The Westport Woman's Club was the setting for "Dressing Up -- Westport Style," an event held in collaboration with the Westport Historical Society. It featured a fashion show, demonstrations, hair stylists, makeover artists and fashionable food from local culinary establishments.

"We've never done this before," said Leah Sherzer, first vice president of the club and chairwoman of the programs committee.

Penny Pearlman, a member of the Women's Club said the event exceeded their expectations. "We hope this is the beginning of a tradition," she said.

People were particularly pleased with the vintage fashion show presented by Vintage Virtuosa, a vintage clothing and accessories shop in downtown Westport, and with the information shared by Westporter Harriet Mays Powell, editor-in-chief of "The Look Now," an award-winning fashion magazine.

Against the backdrop of a half-dozen vintage outfits from the historical society's collection, Powell offered tips and trends related to fall and spring fashions to the audience of about 200 people. She said burgundy and green colors are in vogue this fall, as are lady-like structured bags and fur accessories. "Faux fur if you want to be politically correct," said Powell, who began her fashion career working for several magazines from editor to senior editor positions, including Glamour, New York Times Magazine, Fashion of the Times and Elle.

Looking ahead to spring, Powell said black and white will be "a huge trend in all the fashion capitals," whether in stripes or polka dots. And as far as hemlines go, there are no rules; "Whatever suits your style." Those who want to mirror European fashions should lose the Ugg boots, wear with minimal makeup and wrap a scarf around their neck nonchalantly, according to Powell, who just returned from Paris Fashion Week.

"It was a fun night out on a Friday night with the girls," said Nancy Potter of Westport, who enjoyed the glamor and eclectic fashions.

The show included pre-teen and teenage girls in fashions from Dress Code, a downtown Westport clothing store, as well as fashions from Body Talk.

"It was perfect for Westport. There are so many fashionable ladies here who care about fashion, and it's very nice to have the young girls come with their moms," said Amanda Burns, curator of Vintage Virtuosa.

Sue Gold, executive director of the Westport Historical Society, called the event a superb concept.

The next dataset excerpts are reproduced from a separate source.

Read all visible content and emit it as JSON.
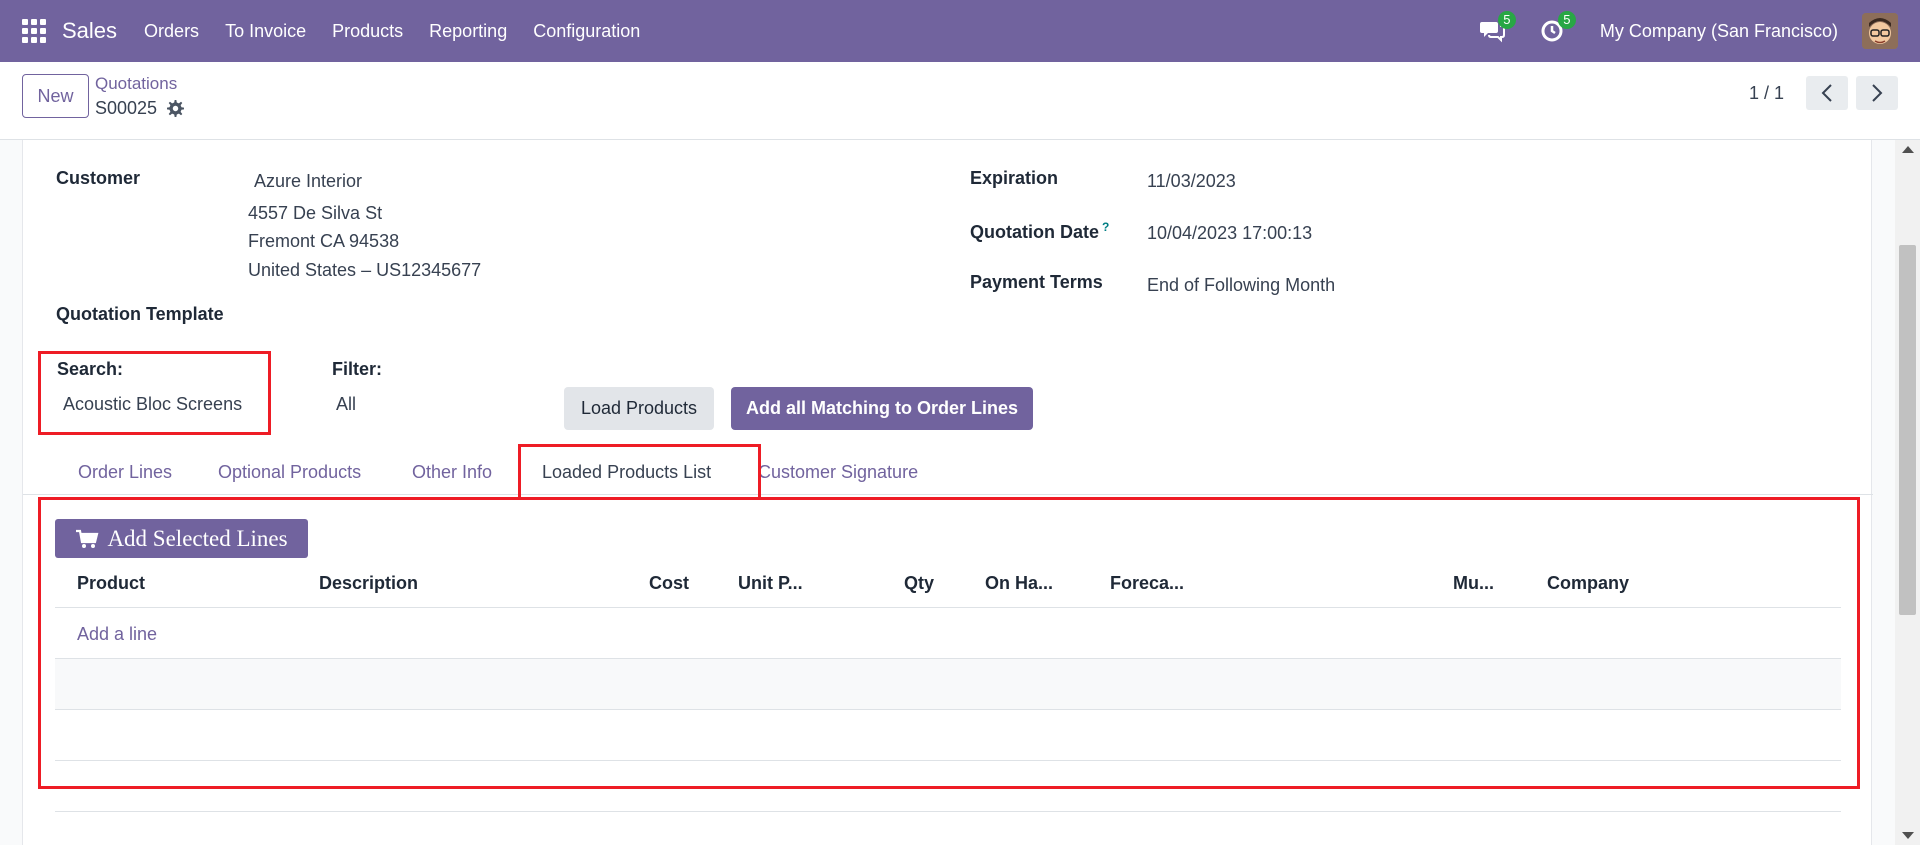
{
  "navbar": {
    "app_name": "Sales",
    "menu": [
      "Orders",
      "To Invoice",
      "Products",
      "Reporting",
      "Configuration"
    ],
    "messages_count": "5",
    "activities_count": "5",
    "company": "My Company (San Francisco)"
  },
  "control_panel": {
    "new_label": "New",
    "breadcrumb": "Quotations",
    "record_name": "S00025",
    "pager": "1 / 1"
  },
  "form": {
    "customer_label": "Customer",
    "customer_name": "Azure Interior",
    "customer_address": [
      "4557 De Silva St",
      "Fremont CA 94538",
      "United States – US12345677"
    ],
    "expiration_label": "Expiration",
    "expiration_value": "11/03/2023",
    "quotation_date_label": "Quotation Date",
    "quotation_date_help": "?",
    "quotation_date_value": "10/04/2023 17:00:13",
    "payment_terms_label": "Payment Terms",
    "payment_terms_value": "End of Following Month",
    "quotation_template_label": "Quotation Template",
    "search_label": "Search:",
    "search_value": "Acoustic Bloc Screens",
    "filter_label": "Filter:",
    "filter_value": "All",
    "load_products_label": "Load Products",
    "add_matching_label": "Add all Matching to Order Lines"
  },
  "tabs": [
    "Order Lines",
    "Optional Products",
    "Other Info",
    "Loaded Products List",
    "Customer Signature"
  ],
  "active_tab": "Loaded Products List",
  "loaded_list": {
    "add_selected_label": "Add Selected Lines",
    "columns": [
      "Product",
      "Description",
      "Cost",
      "Unit P...",
      "Qty",
      "On Ha...",
      "Foreca...",
      "Mu...",
      "Company"
    ],
    "add_line_label": "Add a line"
  },
  "colors": {
    "brand": "#71639e",
    "highlight": "#ee1c25",
    "badge": "#28a745"
  }
}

"It showcased some of our historical costumes from our collection and it brought together young and old to embrace the world of fashion," said Gold, who was one of the models of the antique pieces from Vintage Virtuosa. It was also an opportunity to incorporate some local clothing stores and have people model those contemporary fashions, she said.

Dorothy Robertshaw, a member of the Dressing Up -- Westport Style Committee, said organizers were not sure immediately how much was raised, but 100 percent of the proceeds will go to charitable causes. Half will go to the Westport Woman's Club scholarship fund and the rest will be shared with local non-profit organizations.